= Usk Valley Walk =

Long-distance footpath in south Wales

The Usk Valley Walk is a waymarked long distance footpath in south east Wales, from Caerleon to Brecon.

== Distance ==
The route runs some 48 mi. The entire route can be walked in three to five days.

== The route ==
The route follows some of the course of the River Usk and runs from a start point at Caerleon, not far upstream from the rivermouth at Uskmouth, south of Newport, up the river valley, with interesting detours, to Brecon in the north.
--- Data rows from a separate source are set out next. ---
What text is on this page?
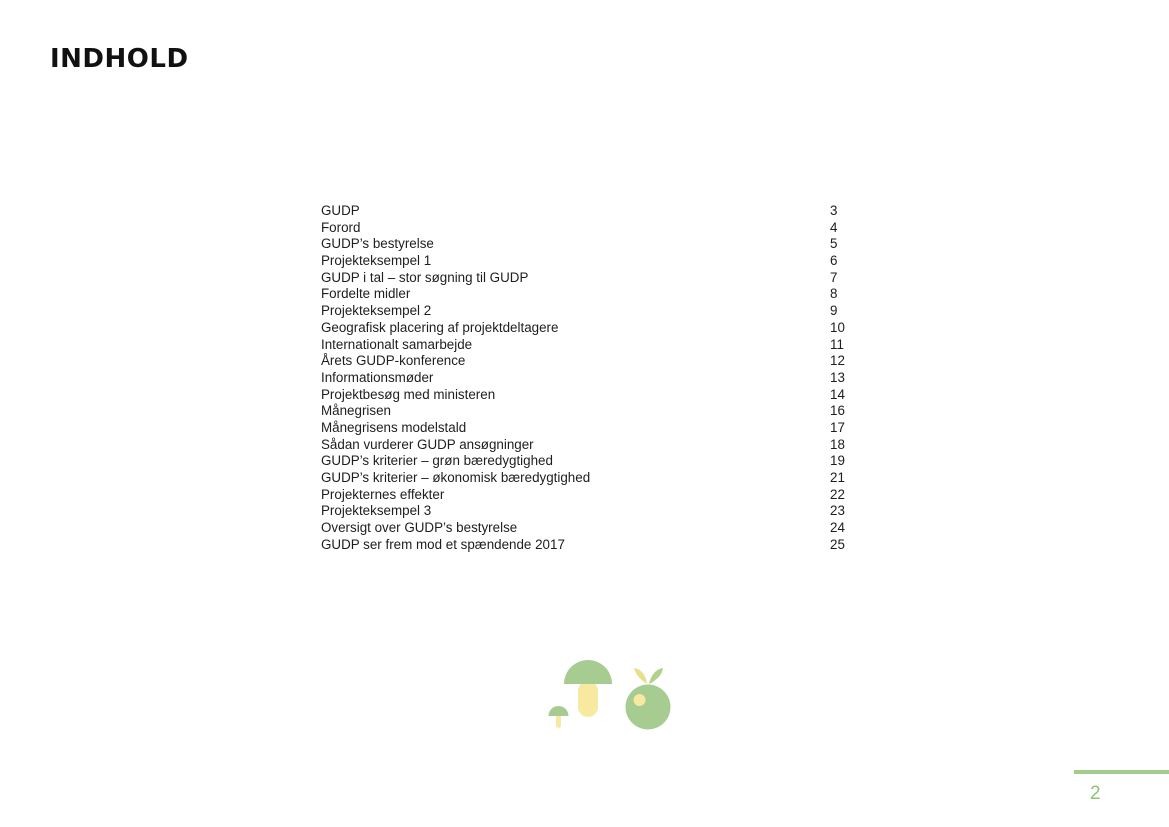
INDHOLD
GUDP	3
Forord	4
GUDP’s bestyrelse	5
Projekteksempel 1	6
GUDP i tal – stor søgning til GUDP	7
Fordelte midler	8
Projekteksempel 2	9
Geografisk placering af projektdeltagere	10
Internationalt samarbejde	11
Årets GUDP-konference	12
Informationsmøder	13
Projektbesøg med ministeren	14
Månegrisen	16
Månegrisens modelstald	17
Sådan vurderer GUDP ansøgninger	18
GUDP’s kriterier – grøn bæredygtighed	19
GUDP’s kriterier – økonomisk bæredygtighed	21
Projekternes effekter	22
Projekteksempel 3	23
Oversigt over GUDP’s bestyrelse	24
GUDP ser frem mod et spændende 2017	25
2
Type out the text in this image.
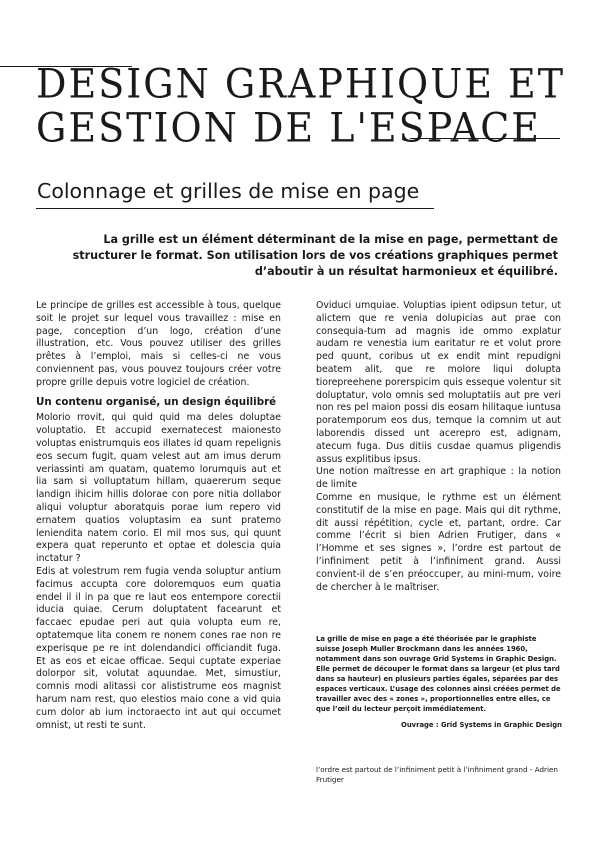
DESIGN GRAPHIQUE ET
GESTION DE L'ESPACE
Colonnage et grilles de mise en page
La grille est un élément déterminant de la mise en page, permettant de structurer le format. Son utilisation lors de vos créations graphiques permet d’aboutir à un résultat harmonieux et équilibré.

Le principe de grilles est accessible à tous, quelque soit le projet sur lequel vous travaillez : mise en page, conception d’un logo, création d’une illustration, etc. Vous pouvez utiliser des grilles prêtes à l’emploi, mais si celles-ci ne vous conviennent pas, vous pouvez toujours créer votre propre grille depuis votre logiciel de création.

Un contenu organisé, un design équilibré

Molorio rrovit, qui quid quid ma deles doluptae voluptatio. Et accupid exernatecest maionesto voluptas enistrumquis eos illates id quam repelignis eos secum fugit, quam velest aut am imus derum veriassinti am quatam, quatemo lorumquis aut et lia sam si volluptatum hillam, quaererum seque landign ihicim hillis dolorae con pore nitia dollabor aliqui voluptur aboratquis porae ium repero vid ernatem quatios voluptasim ea sunt pratemo leniendita natem corio. El mil mos sus, qui quunt expera quat reperunto et optae et dolescia quia inctatur ?

Edis at volestrum rem fugia venda soluptur antium facimus accupta core doloremquos eum quatia endel il il in pa que re laut eos entempore corectii iducia quiae. Cerum doluptatent facearunt et faccaec epudae peri aut quia volupta eum re, optatemque lita conem re nonem cones rae non re experisque pe re int dolendandici officiandit fuga. Et as eos et eicae officae. Sequi cuptate experiae dolorpor sit, volutat aquundae. Met, simustiur, comnis modi alitassi cor alististrume eos magnist harum nam rest, quo elestios maio cone a vid quia cum dolor ab ium inctoraecto int aut qui occumet omnist, ut resti te sunt.

Oviduci umquiae. Voluptias ipient odipsun tetur, ut alictem que re venia dolupicias aut prae con consequia-tum ad magnis ide ommo explatur audam re venestia ium earitatur re et volut prore ped quunt, coribus ut ex endit mint repudigni beatem alit, que re molore liqui dolupta tiorepreehene porerspicim quis esseque volentur sit doluptatur, volo omnis sed moluptatiis aut pre veri non res pel maion possi dis eosam hilitaque iuntusa poratemporum eos dus, temque la comnim ut aut laborendis dissed unt acerepro est, adignam, atecum fuga. Dus ditiis cusdae quamus pligendis assus explitibus ipsus.

Une notion maîtresse en art graphique : la notion de limite

Comme en musique, le rythme est un élément constitutif de la mise en page. Mais qui dit rythme, dit aussi répétition, cycle et, partant, ordre. Car comme l’écrit si bien Adrien Frutiger, dans « l’Homme et ses signes », l’ordre est partout de l’infiniment petit à l’infiniment grand. Aussi convient-il de s’en préoccuper, au mini-mum, voire de chercher à le maîtriser.

La grille de mise en page a été théorisée par le graphiste suisse Joseph Muller Brockmann dans les années 1960, notamment dans son ouvrage Grid Systems in Graphic Design. Elle permet de découper le format dans sa largeur (et plus tard dans sa hauteur) en plusieurs parties égales, séparées par des espaces verticaux. L’usage des colonnes ainsi créées permet de travailler avec des « zones », proportionnelles entre elles, ce que l’œil du lecteur perçoit immédiatement.

Ouvrage : Grid Systems in Graphic Design

l’ordre est partout de l’infiniment petit à l’infiniment grand - Adrien Frutiger
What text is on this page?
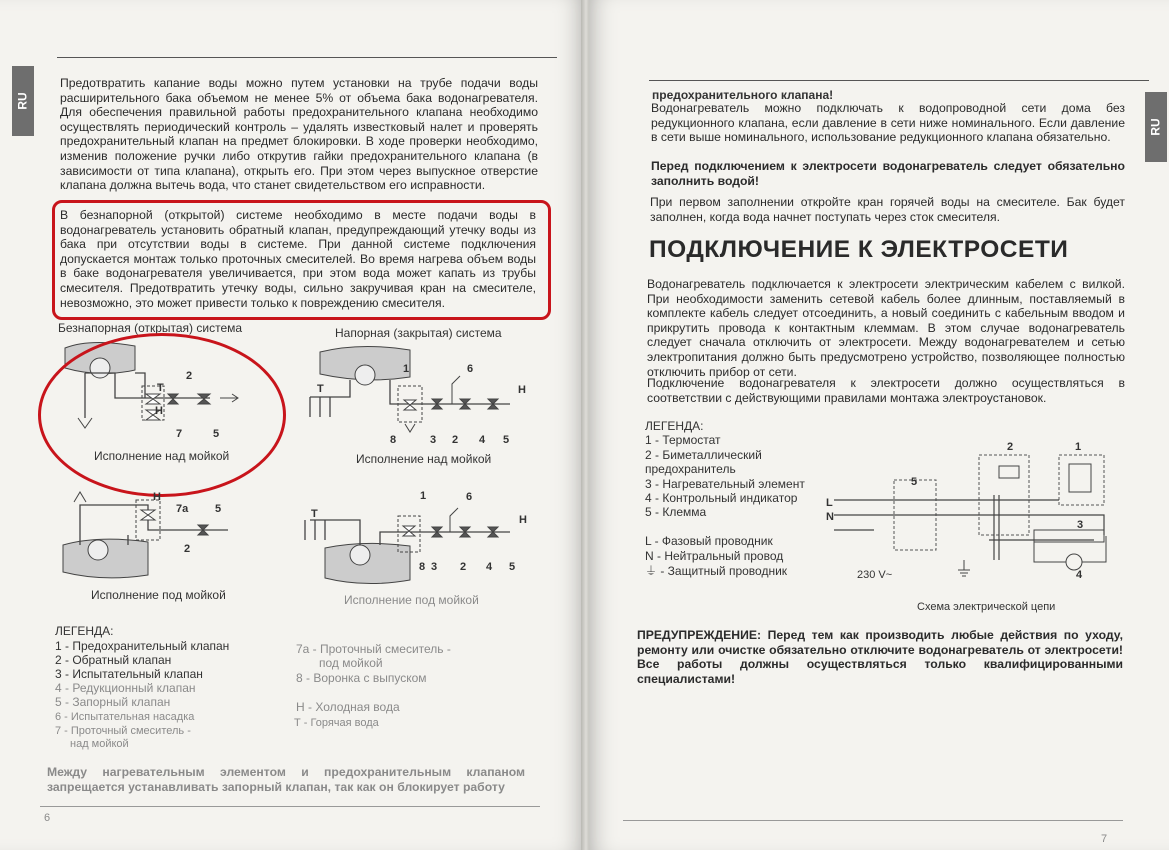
RU

Предотвратить капание воды можно путем установки на трубе подачи воды расширительного бака объемом не менее 5% от объема бака водонагревателя. Для обеспечения правильной работы предохранительного клапана необходимо осуществлять периодический контроль – удалять известковый налет и проверять предохранительный клапан на предмет блокировки. В ходе проверки необходимо, изменив положение ручки либо открутив гайки предохранительного клапана (в зависимости от типа клапана), открыть его. При этом через выпускное отверстие клапана должна вытечь вода, что станет свидетельством его исправности.

В безнапорной (открытой) системе необходимо в месте подачи воды в водонагреватель установить обратный клапан, предупреждающий утечку воды из бака при отсутствии воды в системе. При данной системе подключения допускается монтаж только проточных смесителей. Во время нагрева объем воды в баке водонагревателя увеличивается, при этом вода может капать из трубы смесителя. Предотвратить утечку воды, сильно закручивая кран на смесителе, невозможно, это может привести только к повреждению смесителя.

Безнапорная (открытая) система	Напорная (закрытая) система
Т
Н
2
7	5
Исполнение над мойкой
Т	Н
1	6
8	3 2 4 5
Исполнение над мойкой
Н
7а 5
2
Исполнение под мойкой
Т	Н
1	6
8 3 2 4 5
Исполнение под мойкой
ЛЕГЕНДА:
1 - Предохранительный клапан
2 - Обратный клапан
3 - Испытательный клапан
4 - Редукционный клапан
5 - Запорный клапан
6 - Испытательная насадка
7 - Проточный смеситель -
над мойкой
7а - Проточный смеситель -
под мойкой
8 - Воронка с выпуском
Н - Холодная вода
Т - Горячая вода

Между нагревательным элементом и предохранительным клапаном запрещается устанавливать запорный клапан, так как он блокирует работу

6
RU
предохранительного клапана!

Водонагреватель можно подключать к водопроводной сети дома без редукционного клапана, если давление в сети ниже номинального. Если давление в сети выше номинального, использование редукционного клапана обязательно.

Перед подключением к электросети водонагреватель следует обязательно заполнить водой!

При первом заполнении откройте кран горячей воды на смесителе. Бак будет заполнен, когда вода начнет поступать через сток смесителя.

ПОДКЛЮЧЕНИЕ К ЭЛЕКТРОСЕТИ

Водонагреватель подключается к электросети электрическим кабелем с вилкой. При необходимости заменить сетевой кабель более длинным, поставляемый в комплекте кабель следует отсоединить, а новый соединить с кабельным вводом и прикрутить провода к контактным клеммам. В этом случае водонагреватель следует сначала отключить от электросети. Между водонагревателем и сетью электропитания должно быть предусмотрено устройство, позволяющее полностью отключить прибор от сети.

Подключение водонагревателя к электросети должно осуществляться в соответствии с действующими правилами монтажа электроустановок.

ЛЕГЕНДА:
1 - Термостат
2 - Биметаллический
предохранитель
3 - Нагревательный элемент
4 - Контрольный индикатор
5 - Клемма
L - Фазовый проводник
N - Нейтральный провод
⏚ - Защитный проводник
L
N
230 V~
1
2
3
4
5
Схема электрической цепи

ПРЕДУПРЕЖДЕНИЕ: Перед тем как производить любые действия по уходу, ремонту или очистке обязательно отключите водонагреватель от электросети! Все работы должны осуществляться только квалифицированными специалистами!

7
It passes from Roman Caerleon uphill, climbing the Wentwood ridge, to descend into gentle dairy pastureland , visiting the riverside towns of Usk and Abergavenny, where it enters the Brecon Beacons National Park, follows the towpath of the Monmouthshire and Brecon Canal, bypassing Crickhowell where it climbs again providing views of the Black Mountains falling back to the canal towpath again. Just after Llangynidr it climbs again towards Talybont Reservoir with fine views of the highest part of the Brecon Beacons on the way. Passing below the reservoir the route climbs towards Talybont Forest rejoining the canal at Pencelli. The route ends at Brecon.

The route is waymarked using a symbol of an otter's head, an animal that any walker may well see on the river. A guidebook for the route is available from bookshops.

More adventurous walkers can follow further up the River Usk towards its source in the Carmarthenshire Fans below Fan Brycheiniog in the west of the National Park.